While I applaud Bacow’s concern for the student body’s general health, I regret the timing and manner of his decision. Though the Daily article mentions that the issue of whether or not to cancel NQR has been discussed for years, the fact the Bacow has chosen this semester, his last at Tufts, to make such a controversial decision seems, to me, to show rare hints of cowardice. One could argue that Bacow has made this choice in order to make things easier for his successor, Anthony Monaco, so that Monaco wouldn’t have to make such an unpopular decision in his first years in office. I, however, would argue that if anything, this decision has put Monaco in a worse situation than before. The last day of classes next winter will inevitably be tension-filled and I think Monaco should have had a chance to deal with the event on his own instead of being forced to face the aftermath of a sudden prohibition by his predecessor.
I would be the first to admit that Larry Bacow is regarded as a Tuftonian hero, a legend, an exception to the typically inaccessible and authoritarian university president. My first thoughts at the announcement of his resignation were of grief and disappointment that I would not get a chance to eat a senior dinner at Gifford house with him or receive his speech at graduation. It pains me to say that the cancellation of NQR shows President Bacow in a different light. Instead of dealing with the safety concerns in a way that enables students to continue a time-honored tradition, he is merely outlawing it and, in essence, walking away.

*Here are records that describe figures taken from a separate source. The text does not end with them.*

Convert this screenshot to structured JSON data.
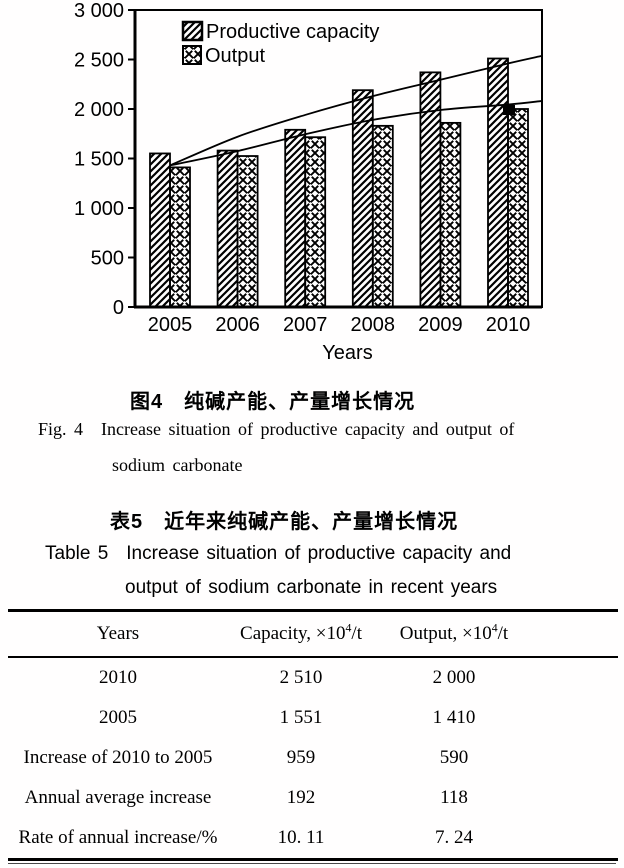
{
  "figure": {
    "caption_zh": "图4　纯碱产能、产量增长情况",
    "caption_en_label": "Fig. 4",
    "caption_en_line1": "Increase situation of productive capacity and output of",
    "caption_en_line2": "sodium carbonate"
  },
  "chart_data": {
    "type": "bar",
    "categories": [
      "2005",
      "2006",
      "2007",
      "2008",
      "2009",
      "2010"
    ],
    "series": [
      {
        "name": "Productive capacity",
        "pattern": "diagonal-hatch",
        "values": [
          1551,
          1580,
          1790,
          2190,
          2370,
          2510
        ]
      },
      {
        "name": "Output",
        "pattern": "diamond-crosshatch",
        "values": [
          1410,
          1525,
          1715,
          1830,
          1860,
          2000
        ]
      }
    ],
    "trend_lines": [
      {
        "series": "Productive capacity",
        "points": [
          [
            2005,
            1430
          ],
          [
            2006,
            1720
          ],
          [
            2007,
            1940
          ],
          [
            2008,
            2130
          ],
          [
            2009,
            2295
          ],
          [
            2010,
            2460
          ],
          [
            2010.49,
            2535
          ]
        ]
      },
      {
        "series": "Output",
        "points": [
          [
            2005,
            1430
          ],
          [
            2006,
            1575
          ],
          [
            2007,
            1745
          ],
          [
            2008,
            1890
          ],
          [
            2009,
            1990
          ],
          [
            2010,
            2045
          ],
          [
            2010.49,
            2080
          ]
        ]
      }
    ],
    "end_marker": {
      "series": "Output",
      "year": 2010,
      "value": 2000,
      "shape": "filled-square"
    },
    "xlabel": "Years",
    "ylim": [
      0,
      3000
    ],
    "ytick_step": 500,
    "ytick_labels": [
      "0",
      "500",
      "1 000",
      "1 500",
      "2 000",
      "2 500",
      "3 000"
    ],
    "grid": false,
    "legend_position": "top-left-inside",
    "ink_color": "#000000"
  },
  "table": {
    "caption_zh": "表5　近年来纯碱产能、产量增长情况",
    "caption_en_label": "Table 5",
    "caption_en_line1": "Increase situation of productive capacity and",
    "caption_en_line2": "output of sodium carbonate in recent years",
    "columns": [
      {
        "text": "Years"
      },
      {
        "pre": "Capacity, ×10",
        "sup": "4",
        "post": "/t"
      },
      {
        "pre": "Output, ×10",
        "sup": "4",
        "post": "/t"
      }
    ],
    "rows": [
      {
        "label": "2010",
        "capacity": "2 510",
        "output": "2 000"
      },
      {
        "label": "2005",
        "capacity": "1 551",
        "output": "1 410"
      },
      {
        "label": "Increase of 2010 to 2005",
        "capacity": "959",
        "output": "590"
      },
      {
        "label": "Annual average increase",
        "capacity": "192",
        "output": "118"
      },
      {
        "label": "Rate of annual increase/%",
        "capacity": "10. 11",
        "output": "7. 24"
      }
    ]
  }
}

Fortunately, my last comment is my most hopeful. The administration, the president and the Board of Trustees may have condemned our naked run, but it was never these people who made NQR the wonderful event it is. Though I always appreciate the hot chocolate and doughnuts provided, I can bring my own snacks. The fences and hay bales helped me demarcate the running path, but after two nights of running naked around the quad (and almost two years of walking next to, around, and across it), I think I can manage to properly navigate a rectangle. Finally, while TUPD managed to provide us with obstacles (multi-color ghosts to our naked Pac men and women), I somehow think NQR would go even more smoothly without the requisite police brutality. What I’m saying is this: Never Quit Running. NQR is about us. It’s about throwing our academic and personal issues—and clothing—to the wind in a maenadic ritual and running freely, if only for one night, before sinking back to the drudgery of finals. I’m saying run with me next winter. Clothing optional, responsibility mandatory: prove to the administration that NQR can be safe and incident free. Bring your friends, your friends’ friends, your professor if you want. Don’t bring townies—it’s always weird. We’ll run with or without the administration’s help or approval in a statement that says: we respect your authority but this is about us; about our expression. We can do this alone. We will Never Quit Running.